The bell rang, signaling the end of the exam.

I handed in my paper and walked out of the hall, ignored or pitied by the crowd around me.

Mom, Dad, and Mia were instantly surrounded by reporters. "Mia, do you feel confident about winning this time?"

"Of course," she answered, grinning with composure. "The questions weren't particularly difficult for me."

One sharp-eyed reporter spotted me and quickly thrust a microphone in Mia's direction. "We heard your older sister is also competing this time. How do you think she did?"

At the mention of me, Mia's smile faded ever so slightly. She replaced it with a look of gentle, almost saintly pity.

"My sister… Well, just having the courage to show up and sit in this exam hall is already impressive in itself. After all, not everyone is born academically gifted."

With just a sentence, she had labeled me as stupid, incompetent, and overestimating myself.

My parents chimed in right away.

Dad sighed. "Yeah.

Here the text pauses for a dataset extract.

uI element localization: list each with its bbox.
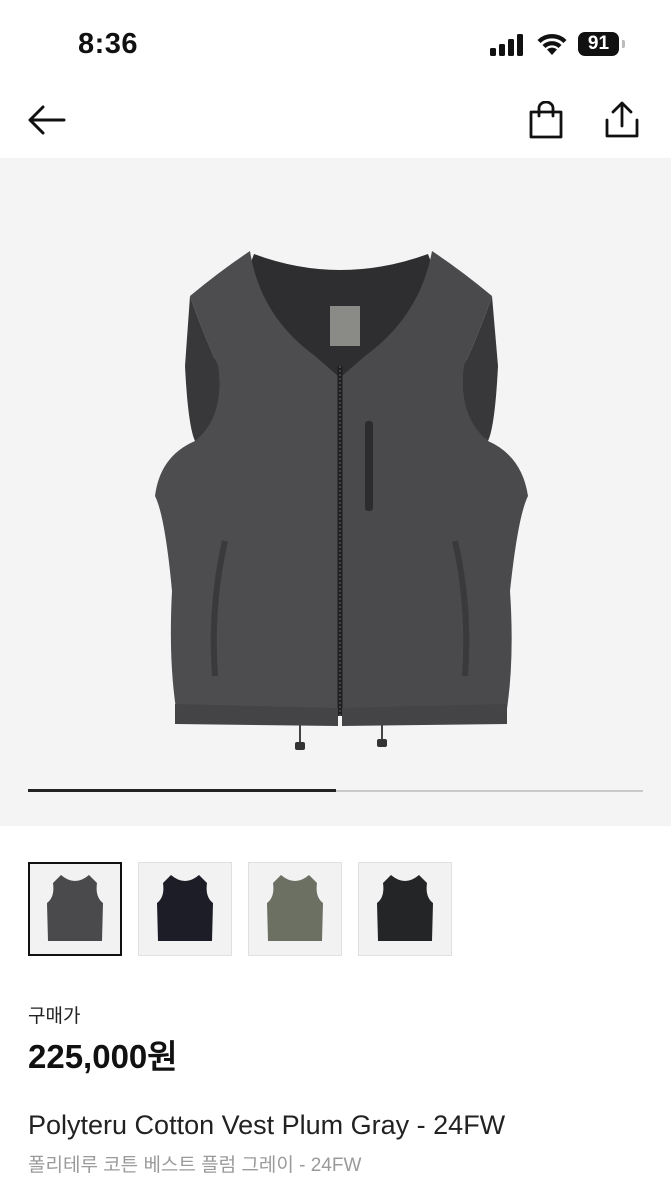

Our eldest daughter is just… not very bright. She's been like that since she was little. Everyone, please don't make things hard for her."

Mom's expression was openly disdainful. "We only brought her here so she could understand how the real world works. As long as she doesn't affect Mia's condition, that's enough."

A muffled wave of laughter spread through the crowd. I walked through them without looking back.

The moment of judgment was coming soon.